The sum is around 0.0006% of his estimated $10.2 billion fortune.
He was found guilty of having repeatedly taken the anesthetic at a plastic surgery clinic in Seoul dozens of times over several years.
Propofol is normally a medical anesthetic but is also sometimes used recreationally, and an overdose of the drug was given as the cause of pop star Michael Jackson's death in 2009.
Usage is normally seen as a minor offense in South Korea and prosecutors originally proposed fining him 50 million won under a summary indictment, a procedure where less serious cases do not go to court.
But the court overruled the prosecution and ordered a trial.

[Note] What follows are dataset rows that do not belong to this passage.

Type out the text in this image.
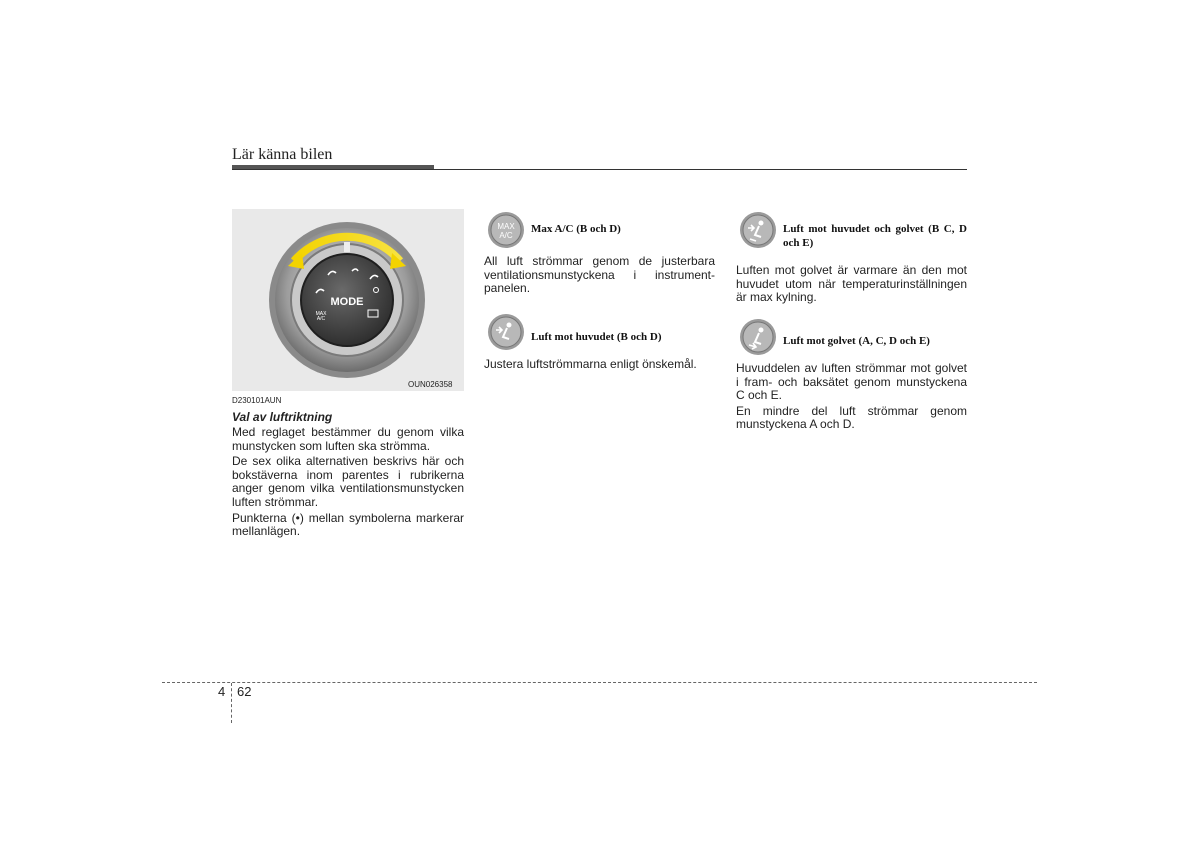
Lär känna bilen
MODE
MAX
A/C
OUN026358
D230101AUN
Val av luftriktning

Med reglaget bestämmer du genom vilka munstycken som luften ska strömma.

De sex olika alternativen beskrivs här och bokstäverna inom parentes i rubrikerna anger genom vilka ventilationsmunstycken luften strömmar.

Punkterna (•) mellan symbolerna markerar mellanlägen.

MAX
A/C
Max A/C (B och D)

All luft strömmar genom de justerbara ventilationsmunstyckena i instrumentpanelen.

Luft mot huvudet (B och D)

Justera luftströmmarna enligt önskemål.

Luft mot huvudet och golvet (B C, D och E)

Luften mot golvet är varmare än den mot huvudet utom när temperaturinställningen är max kylning.

Luft mot golvet (A, C, D och E)

Huvuddelen av luften strömmar mot golvet i fram- och baksätet genom munstyckena C och E.

En mindre del luft strömmar genom munstyckena A och D.

4 62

"The quantity injected is very high and the nature of crime committed is not light considering the social responsibility the defendant bears," judge Jang Young-chae said according to state-owned Yonhap news agency.
"But he has confessed to the injection and has never been convicted of this crime before."
He fined Lee 70 million won and ordered him to forfeit 17 million won in assets, urging him to "adopt exemplary behavior that your children will not be embarrassed by."
Wearing a dark business suit and a facemask, Lee remained tight-lipped as he entered the courthouse, skipping questions from reporters.
When his trial opened earlier this month, he apologized to the court "for causing such trouble and concern due to my personal matter," but insisted the injection was "for medical purposes."
Samsung Electronics declined to comment to Agence France-Presse (AFP).
Though the financial penalty is insignificant for the 53-year-old, the propofol case has been something of a public relations embarrassment for Samsung and Lee, who has been mired in legal issues including a sprawling corruption scandal, for five years.
Two months ago, he was released early from a two-and-a-half-year prison term for bribery, embezzlement and other offenses in connection with the graft case that brought down ex-South Korean President Park Geun-hye.
The early release was seen as the latest example of South Korea freeing on economic grounds business leaders imprisoned for corruption or tax evasion.